LIRR and MTA police officials have asked that some details of the incident not be disclosed to protect the privacy of the person involved.

It was the eve of a winter holiday last year. The man was depressed and spoke of "problems in his life," said Riley, a father of two. For more than a half-hour, Riley consoled and comforted the man, and even told him some jokes.

"I just talked to him about life and kids, how fathers are their kids' idols and how he wouldn't ever be able to hold his grandkids," Riley said.

LIRR president Helena Williams called Riley's actions "just a magnificent job of humanity."

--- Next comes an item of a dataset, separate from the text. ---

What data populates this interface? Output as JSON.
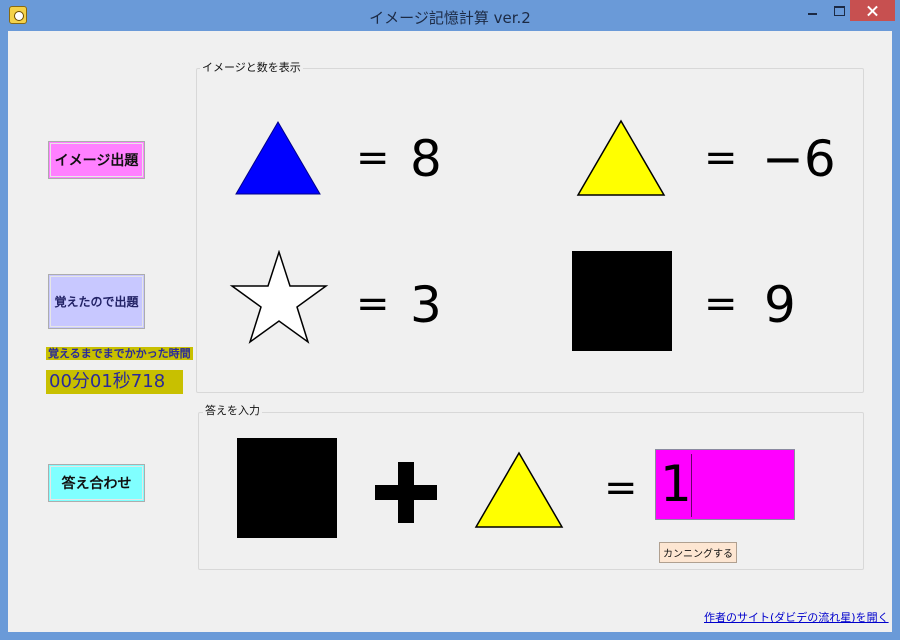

"That takes a lot from somebody who is not a trained professional in mental health therapy -- to be able to connect with another human being, and save him," said Williams, who called Riley to commend him.Riley persuaded the man to give him the phone number of a relative, who arrived and helped Riley talk the man away from the ledge. He was taken to a hospital for evaluation and treatment, Riley said.

Riley's actions were a testament to LIRR engineers being a "caring class of people," said Mickey Quinn, general chairman of the Brotherhood of Locomotive Engineers Local 269.

"He doesn't realize how extraordinary that was, because he risked his own life to save someone else's," Quinn said.

Riley doesn't see it that way: "Honestly, I didn't do anything special. I just talked to him."